Verdaderamente (según contaba después míster Chillip) era para indignarse, y él estaba casi indignado; claro que sólo hablando desde un punto de vista profesional, pero estaba casi indignado. Sin embargo, volvió a sentarse y la estuvo mirando cerca de dos horas, mientras ella continuaba contemplando el fuego. Por fin lo llamaron de nuevo. Cuando después de esta ausencia apareció:

—¿Y bien? —dijo mi tía, quitándose el algodón del mismo lado.

—Muy bien, señora —respondió míster Chillip—. Vamos… , vamos avanzando despacito, señora.

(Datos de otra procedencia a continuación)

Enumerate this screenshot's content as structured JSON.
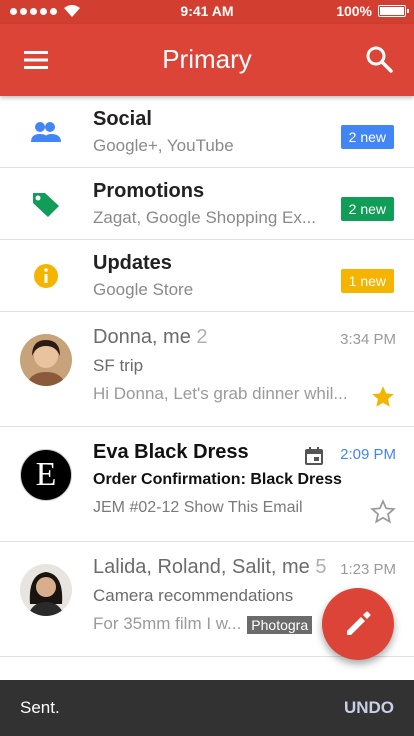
{
  "status_bar": {
    "time": "9:41 AM",
    "battery": "100%"
  },
  "appbar": {
    "title": "Primary"
  },
  "categories": [
    {
      "name": "Social",
      "sub": "Google+, YouTube",
      "badge": "2 new",
      "badge_color": "#4285f4",
      "icon": "people-icon"
    },
    {
      "name": "Promotions",
      "sub": "Zagat, Google Shopping Ex...",
      "badge": "2 new",
      "badge_color": "#0f9d58",
      "icon": "tag-icon"
    },
    {
      "name": "Updates",
      "sub": "Google Store",
      "badge": "1 new",
      "badge_color": "#f4b400",
      "icon": "info-icon"
    }
  ],
  "emails": [
    {
      "sender": "Donna, me",
      "count": "2",
      "time": "3:34 PM",
      "subject": "SF trip",
      "snippet": "Hi Donna, Let's grab dinner whil...",
      "starred": true
    },
    {
      "sender": "Eva Black Dress",
      "avatar_letter": "E",
      "time": "2:09 PM",
      "subject": "Order Confirmation: Black Dress",
      "snippet": "JEM #02-12 Show This Email",
      "starred": false
    },
    {
      "sender": "Lalida, Roland, Salit, me",
      "count": "5",
      "time": "1:23 PM",
      "subject": "Camera recommendations",
      "snippet": "For 35mm film I w...",
      "chip": "Photogra",
      "starred": false
    }
  ],
  "snackbar": {
    "message": "Sent.",
    "action": "UNDO"
  },
  "colors": {
    "red": "#db4437",
    "star_yellow": "#f4b400"
  }
}
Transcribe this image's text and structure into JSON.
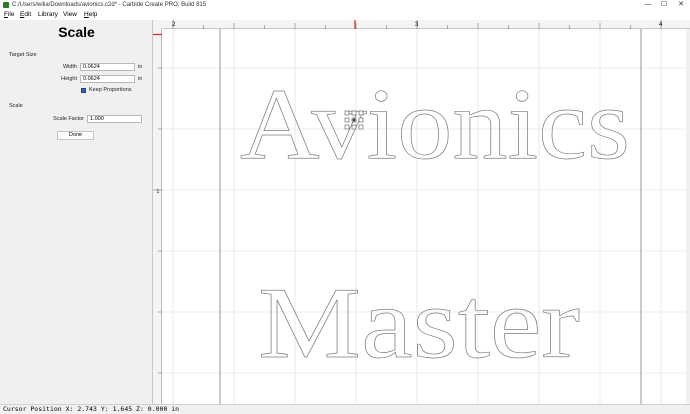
{
  "window": {
    "title": "C:/Users/wilia/Downloads/avionics.c2d* - Carbide Create PRO, Build 815",
    "minimize": "—",
    "maximize": "☐",
    "close": "✕"
  },
  "menu": {
    "items": [
      {
        "label_u": "F",
        "label_rest": "ile"
      },
      {
        "label_u": "E",
        "label_rest": "dit"
      },
      {
        "label_u": "",
        "label_rest": "Library"
      },
      {
        "label_u": "",
        "label_rest": "View"
      },
      {
        "label_u": "H",
        "label_rest": "elp"
      }
    ]
  },
  "panel": {
    "title": "Scale",
    "target_size_label": "Target Size",
    "width_label": "Width",
    "width_value": "0.0624",
    "width_unit": "in",
    "height_label": "Height",
    "height_value": "0.0624",
    "height_unit": "in",
    "keep_proportions_label": "Keep Proportions",
    "keep_proportions_checked": true,
    "scale_section_label": "Scale",
    "scale_factor_label": "Scale Factor",
    "scale_factor_value": "1.000",
    "done_label": "Done"
  },
  "ruler": {
    "top_labels": [
      "2",
      "3",
      "4"
    ],
    "left_labels": [
      "1"
    ],
    "marker_color": "#e02020"
  },
  "canvas": {
    "text_line1": "Avionics",
    "text_line2": "Master",
    "outline_color": "#808080",
    "grid_color": "#dcdcdc",
    "background": "#ffffff"
  },
  "status": {
    "cursor_position": "Cursor Position X: 2.743 Y: 1.645 Z: 0.000 in"
  }
}
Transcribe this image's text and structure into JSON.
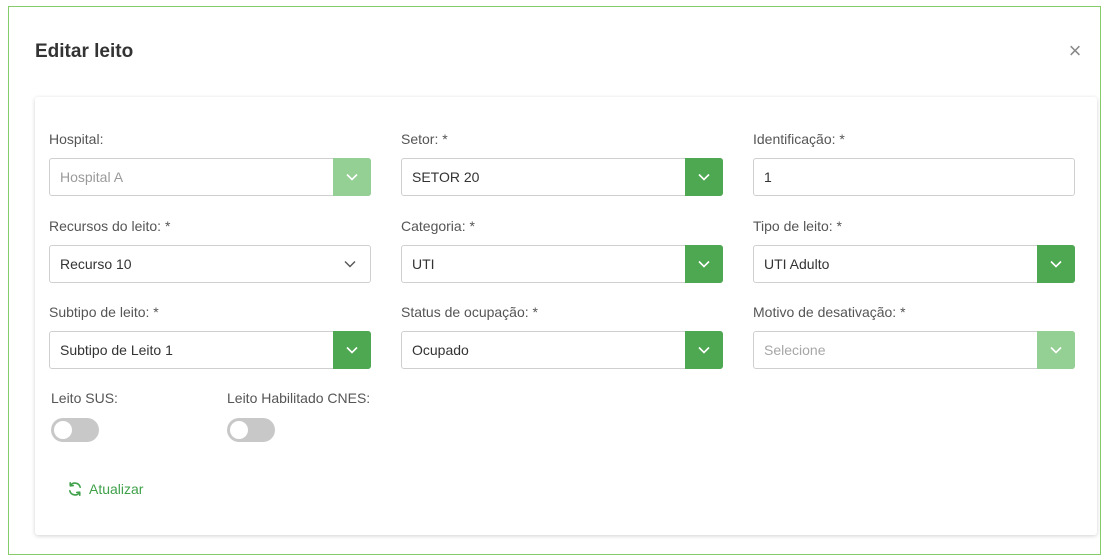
{
  "modal": {
    "title": "Editar leito",
    "close_glyph": "×"
  },
  "form": {
    "hospital": {
      "label": "Hospital:",
      "value": "Hospital A"
    },
    "setor": {
      "label": "Setor: *",
      "value": "SETOR 20"
    },
    "identificacao": {
      "label": "Identificação: *",
      "value": "1"
    },
    "recursos": {
      "label": "Recursos do leito: *",
      "value": "Recurso 10"
    },
    "categoria": {
      "label": "Categoria: *",
      "value": "UTI"
    },
    "tipo": {
      "label": "Tipo de leito: *",
      "value": "UTI Adulto"
    },
    "subtipo": {
      "label": "Subtipo de leito: *",
      "value": "Subtipo de Leito 1"
    },
    "status": {
      "label": "Status de ocupação: *",
      "value": "Ocupado"
    },
    "motivo": {
      "label": "Motivo de desativação: *",
      "placeholder": "Selecione"
    },
    "leito_sus": {
      "label": "Leito SUS:",
      "on": false
    },
    "leito_cnes": {
      "label": "Leito Habilitado CNES:",
      "on": false
    }
  },
  "actions": {
    "refresh_label": "Atualizar"
  },
  "colors": {
    "accent": "#4ea852",
    "accent_disabled": "#94cf93",
    "modal_border": "#86cc6a",
    "link": "#3fa14a"
  },
  "icons": {
    "close": "close-icon",
    "dropdown": "chevron-down-icon",
    "refresh": "refresh-icon"
  }
}
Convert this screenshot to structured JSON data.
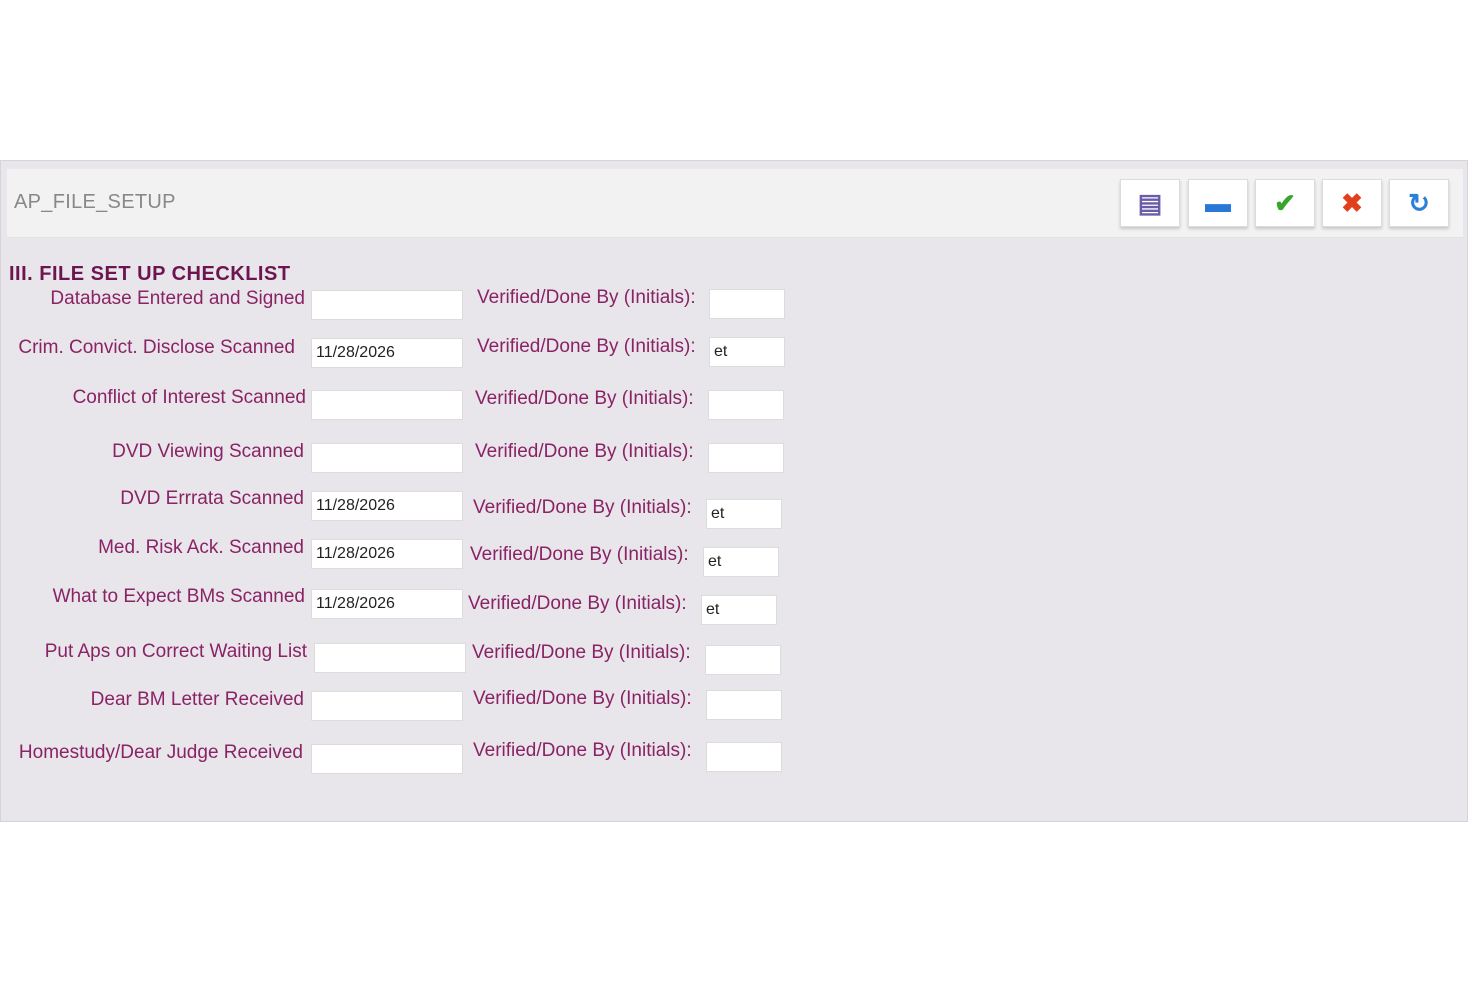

—¡Bah!, ¡bah!, ¡bah! —interrumpió mi tía con tal desprecio hacia el pobre míster Chillip, que éste ya no pudo soportarlo.

Aquello era para hacerle perder la cabeza, según dijo después, y prefirió ir a sentarse solo en la oscuridad de la escalera y en una fuerte corriente de aire hasta que le llamasen de nuevo.

Ham Peggotty, a quien se puede considerar como testigo digno de fe, pues iba a la escuela nacional y era una verdadera fiera para el catecismo, contó al día siguiente que, habiendo tenido la desgracia de entreabrir la puerta del gabinete una hora después de aquello, miss Betsey, que recorría la habitación agitadísima, le descubrió al momento y se lanzó sobre él, sin dejarle ya escapar. Y a pesar de todo el algodón que había metido en sus oídos no debía de estar aislada por completo de los ruidos, pues cuando los pasos y las voces aumentaban en el piso de arriba hacía recaer sobre su víctima el exceso de su intranquilidad. Le tenía agarrado por el cuello y le obligaba a andar constantemente de arriba abajo (sacudiéndole como si el chico hubiera tomado algún narcótico), enmarañándole los cabellos, arrugándole el cuello de la camisa y taponándole con algodón los oídos, confundiéndolos, sin duda, con los suyos propios. En fin, le dio toda clase de tormentos y malos tratos. Todo esto fue en parte confirmado por su tía, que lo vio a las doce y media, cuando acababa de soltarle, y afirmó que estaba tan rojo como yo en aquel mismo momento.